On Wednesday, April 22nd, the organization held a virtual conference with educators and students from all over the country, to hold a discussion on “Summer Internships and Income Opportunities During COVID-19”. The conference featured multiple speakers and topics ranging from career exploration to reflection on previous “crisis grads”.


James Zebrowski from the Collegiate Entrepreneurs’ Organization spoke about “Tools for Students and Student Perspective”. Zebrowski discussed how students can take this time – over the summer break – to search for job and internship opportunities online, using platforms like LinkedIn and a website called jobs.c-e-o.org, which is specifically for entrepreneurship students. He also pointed out that students should try to be open to positions at organizations they may not have previously considered working at.


“As an entrepreneur you have to have your eyes and ears constantly open… something to consider is, while you may have no interest in working for CVS, Krogger, etc., you will learn a lot about that industry or market by working there.”


Next up was Dr. Juanita Morris, a first-generation entrepreneur, from Richland Community College and J. Morris Enterprises. Dr. Morris delved into how students can take advantage of opportunities lost to COVID-19, by taking time instead to deep-assess their interests and skills.

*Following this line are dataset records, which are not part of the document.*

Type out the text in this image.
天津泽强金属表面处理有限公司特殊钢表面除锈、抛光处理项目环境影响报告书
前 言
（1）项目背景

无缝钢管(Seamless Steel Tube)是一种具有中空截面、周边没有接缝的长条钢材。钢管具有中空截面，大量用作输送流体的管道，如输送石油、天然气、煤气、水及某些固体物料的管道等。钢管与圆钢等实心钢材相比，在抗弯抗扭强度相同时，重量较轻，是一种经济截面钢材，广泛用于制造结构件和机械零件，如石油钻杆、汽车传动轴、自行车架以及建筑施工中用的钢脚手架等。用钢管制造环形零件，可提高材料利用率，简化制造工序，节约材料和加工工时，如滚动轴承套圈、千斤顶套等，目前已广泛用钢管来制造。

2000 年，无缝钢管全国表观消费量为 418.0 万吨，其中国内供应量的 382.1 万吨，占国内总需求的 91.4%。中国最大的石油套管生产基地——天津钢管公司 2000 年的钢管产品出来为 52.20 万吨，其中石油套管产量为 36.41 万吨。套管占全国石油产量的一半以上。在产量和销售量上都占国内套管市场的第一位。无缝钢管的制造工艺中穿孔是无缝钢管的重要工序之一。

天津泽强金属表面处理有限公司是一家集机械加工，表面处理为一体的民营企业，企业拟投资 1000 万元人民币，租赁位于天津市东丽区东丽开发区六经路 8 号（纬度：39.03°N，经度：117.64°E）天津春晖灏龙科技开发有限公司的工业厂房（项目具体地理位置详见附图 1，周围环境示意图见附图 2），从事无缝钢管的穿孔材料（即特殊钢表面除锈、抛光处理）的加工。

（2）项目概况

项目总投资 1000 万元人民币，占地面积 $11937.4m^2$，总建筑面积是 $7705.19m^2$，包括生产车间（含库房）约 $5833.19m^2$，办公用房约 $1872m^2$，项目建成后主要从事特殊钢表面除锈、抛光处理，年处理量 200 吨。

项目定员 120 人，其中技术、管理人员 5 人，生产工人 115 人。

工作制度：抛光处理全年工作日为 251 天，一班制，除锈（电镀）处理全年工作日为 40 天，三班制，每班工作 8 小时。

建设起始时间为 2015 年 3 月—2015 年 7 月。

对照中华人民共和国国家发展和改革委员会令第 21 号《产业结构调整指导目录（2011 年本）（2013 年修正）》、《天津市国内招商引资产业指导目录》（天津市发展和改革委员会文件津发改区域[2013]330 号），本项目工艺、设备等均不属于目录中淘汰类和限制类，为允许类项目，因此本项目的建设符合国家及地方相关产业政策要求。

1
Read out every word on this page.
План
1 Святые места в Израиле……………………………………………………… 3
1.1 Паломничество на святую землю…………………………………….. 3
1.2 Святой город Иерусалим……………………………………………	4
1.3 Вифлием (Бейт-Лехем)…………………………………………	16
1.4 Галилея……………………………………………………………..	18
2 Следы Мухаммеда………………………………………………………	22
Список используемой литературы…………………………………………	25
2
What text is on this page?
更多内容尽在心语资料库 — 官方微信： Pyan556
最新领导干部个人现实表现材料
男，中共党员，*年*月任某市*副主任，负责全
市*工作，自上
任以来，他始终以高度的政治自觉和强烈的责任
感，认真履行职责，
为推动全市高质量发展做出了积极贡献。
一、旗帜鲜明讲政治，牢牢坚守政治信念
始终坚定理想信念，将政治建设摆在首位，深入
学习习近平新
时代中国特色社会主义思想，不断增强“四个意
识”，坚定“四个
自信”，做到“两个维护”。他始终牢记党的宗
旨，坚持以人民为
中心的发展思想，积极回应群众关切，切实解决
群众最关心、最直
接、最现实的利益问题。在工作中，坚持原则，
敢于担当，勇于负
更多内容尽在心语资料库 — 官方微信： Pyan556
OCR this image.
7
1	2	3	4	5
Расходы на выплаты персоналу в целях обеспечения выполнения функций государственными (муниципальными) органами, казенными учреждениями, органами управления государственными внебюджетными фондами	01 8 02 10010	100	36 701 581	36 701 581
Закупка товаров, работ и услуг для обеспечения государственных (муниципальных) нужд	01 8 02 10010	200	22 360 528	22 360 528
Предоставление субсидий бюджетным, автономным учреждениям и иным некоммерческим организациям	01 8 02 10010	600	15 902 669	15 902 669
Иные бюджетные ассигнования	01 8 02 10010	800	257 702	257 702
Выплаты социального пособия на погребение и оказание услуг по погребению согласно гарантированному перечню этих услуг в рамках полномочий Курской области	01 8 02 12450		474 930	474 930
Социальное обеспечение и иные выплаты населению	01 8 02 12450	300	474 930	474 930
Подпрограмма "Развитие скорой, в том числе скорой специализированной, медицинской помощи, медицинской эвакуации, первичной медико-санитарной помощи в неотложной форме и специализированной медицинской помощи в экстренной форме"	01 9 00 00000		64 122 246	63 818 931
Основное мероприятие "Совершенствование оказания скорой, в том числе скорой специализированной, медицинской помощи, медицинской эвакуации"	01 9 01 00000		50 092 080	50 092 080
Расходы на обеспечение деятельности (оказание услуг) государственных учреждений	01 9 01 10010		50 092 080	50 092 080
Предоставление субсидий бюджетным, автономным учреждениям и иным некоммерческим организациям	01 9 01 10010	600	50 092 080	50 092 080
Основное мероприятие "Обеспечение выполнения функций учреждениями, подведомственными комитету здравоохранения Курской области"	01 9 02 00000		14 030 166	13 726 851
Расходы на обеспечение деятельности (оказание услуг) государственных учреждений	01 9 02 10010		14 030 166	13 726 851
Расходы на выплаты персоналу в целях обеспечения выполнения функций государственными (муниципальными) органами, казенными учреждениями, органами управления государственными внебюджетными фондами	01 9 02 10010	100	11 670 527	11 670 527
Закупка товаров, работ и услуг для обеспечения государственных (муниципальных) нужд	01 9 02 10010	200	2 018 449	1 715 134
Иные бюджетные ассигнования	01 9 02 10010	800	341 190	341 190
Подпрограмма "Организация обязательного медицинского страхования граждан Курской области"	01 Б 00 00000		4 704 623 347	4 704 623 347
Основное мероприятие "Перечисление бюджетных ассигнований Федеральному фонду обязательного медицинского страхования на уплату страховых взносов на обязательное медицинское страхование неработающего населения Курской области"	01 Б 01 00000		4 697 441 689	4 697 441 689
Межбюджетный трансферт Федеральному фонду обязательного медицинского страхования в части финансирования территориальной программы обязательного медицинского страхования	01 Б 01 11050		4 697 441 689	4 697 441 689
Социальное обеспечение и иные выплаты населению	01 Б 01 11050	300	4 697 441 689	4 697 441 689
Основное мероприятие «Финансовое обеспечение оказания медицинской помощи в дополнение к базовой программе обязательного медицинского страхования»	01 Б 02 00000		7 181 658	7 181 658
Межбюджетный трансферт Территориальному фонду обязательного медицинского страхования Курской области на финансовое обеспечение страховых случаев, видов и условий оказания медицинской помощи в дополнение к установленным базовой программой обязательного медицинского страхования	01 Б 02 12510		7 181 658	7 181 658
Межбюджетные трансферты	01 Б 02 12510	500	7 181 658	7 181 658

Dr. Morris’s advice for examining the skill sets students do have included finding “your flow”, with the remark that “Who you are, what you do, and what you believe – they have to be in alignment”. She suggested students take a close look at the things that motivate them to work hard and propel them forward, the things they are already skilled at, and focus on cultivating those things while continuing to plan far into the future, because, as Dr. Morris wisely put it, “If you are planning for today, you are totally behind”.


The final speaker was Eric Koester from Georgetown University and Creating Creators, who discussed “Crisis Grads and the Portfolio Expansion Projects Fellowship Program”. Koester pointed out that students shouldn’t worry about not getting their first choice dream internship or job right now – “The brand name of your internship is much less important than what you produced where you were at”. He recommended that students use this time to work on a project that they would be able to put in a portfolio to show employers – a book, blog, podcast, design project, etc. The idea is that creating your own “internship” like this will show employers the transferrable skills and knowledge you have, just as well as a resume builder position would, and perhaps even better.


Koester has set up a program this summer to help students build their portfolios at home, with the virtual, 5-month Portfolio Expansion Projects (PEP) Fellowship. The program is free and open to all majors, with project fellowships in non-fiction writing, creative writing, podcasts or audio production, and video course production. Interested students can apply and find more information here.


The presentations were uplifting to witness and reminded me that this is a time when we are called to resourcefulness, which so often leads to brilliant creativity. And, as Dr. Morris so astutely put it, “if the intent is to live a life that is absolutely amazing and the best that it can be, you have to be an entrepreneur”.